11 Haziran 2021 00:58

Nahit Eren: HDP’yi kapatma iddianamesinin 7 Haziran’a gelmesi manidar

Fırat TOPAL
Diyarbakır

AYM’nin iade ettiği HDP’nin kapatılması istemli iddianame, Yargıtay Cumhuriyet Başsavcılığınca yeniden hazırlanarak sunuldu. Yaklaşık 500 partili hakkında siyasi yasak istenen iddianameye ilişkin Diyarbakır Barosu Başkanı Nahit Eren, Evrensel’e değerlendirmede bulundu. Eren, iddianamenin 7 Haziran’a gelmesinin manidar olduğunu dile getirdi.

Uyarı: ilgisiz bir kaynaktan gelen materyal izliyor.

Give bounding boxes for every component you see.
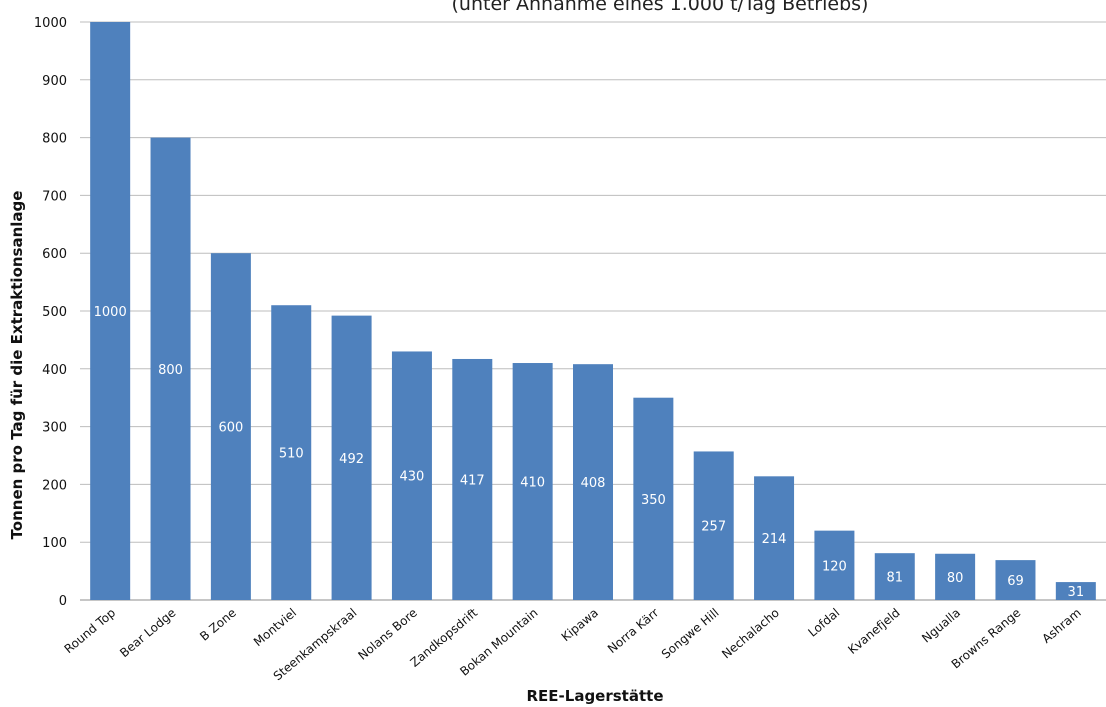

Devlet Bahçeli’nin grup toplantısında dile getirdiği yargıya müdahale söylemlerine değinen Eren, “Hukuk ve tarafsız yargı açısından bu tür demeçleri kabul etmek mümkün değil. İlk AYM’ye gönderilen iddianame AYM tarafından usulen geri gönderilmişti. Bir partinin kapatılma hükümlerini 68. madde düzenliyor. Devletin bütünlüğüne, bağımsızlığına ya da laik cumhuriyete tüzük, program ya da eylem ve etkinlikleri ile odak haline gelmiş olması aranıyor. İlk iddianamenin geri gönderilmesinde odaklaşmaya yönelik bir tespit olmadığı belirtilmiş ve bu nedenle iade etmişti. Yeni iddianamede ne olduğunu şu an bilmiyoruz ama göreceğiz. AYM’nin bu noktada uygun bir karar vermesini bekleyeceğiz” dedi.

SORUNU ÇÖZME DEĞİL, DERİNLEŞTİRME

Eren, değerlendirmesine şöyle devam etti:

“Sadece HDP’nin kapatılmasına ilişkin bir dava yok AYM’de, diğer Kürt partilere de içinde Kürt kelimesi geçen Kürdistan Komünist Partisi (KKP), Kürdistan Sosyalist Partisi (KSP) gibi 4 partiye yönelik esastan kapatma incelemesi devam ediyor. Bu tür davalar ülkedeki sorunlara çözüm değil, daha da derinleştirecek yaklaşımlar. Siyasal partilerin birbirileriyle olan çekişmelerinin kapatma davalarıyla hesaplaşmaya dönüşmesi kabul edilir değil. 7 Haziran’a denk getirilmiş olması oldukça manidar ve kasıtlı gibi duruyor” dedi.

YARGIYA TAHAKKÜM

Eren, kamuoyunda yargıya dair ciddi bir güvensizliğin olduğunu, siyasetçilerin söylemleri doğrultusunda kararların verildiğini söyleyerek, anketlerin de bu durumu gösterdiğini belirtti.

Demirtaş kararını hatırlatan Eren, “Artık AYM ve AİHM kararlarının, siyasetçilerin söylemleriyle bir şekilde uygulanmadığı bir süreçten geçiyoruz. Bu anlamda daha önce AYM’yi kapatmak gerekir söylemi iktidar ortağı tarafından söylendi. Böyle bir süreçte yargı sisteminin en tepesindeki mahkemeye dair bu tür söylemlerin yapılması siyasetin dışında hukuki anlamda yaptığımız değerlendirmede bile bunun yargıya müdahale olduğunu çok net görebiliyoruz. Yargının verdiği kararlar eleştirilebilir ama yargıyı tahakküm altına alacak, kararlarını etkileyecek şekilde herhangi bir parti lideri ya da siyasi temsilcisi bu tür söylemlerden kaçınmalıdır. Yoksa verilen kararda bir şaibe oluşturur. Hukuk düzeninde bu kabul edilemez. Demokrasi ve hukuk düzeninde yargı tarafsız kararlarıyla hukuk düzeni oluşturmalı” dedi.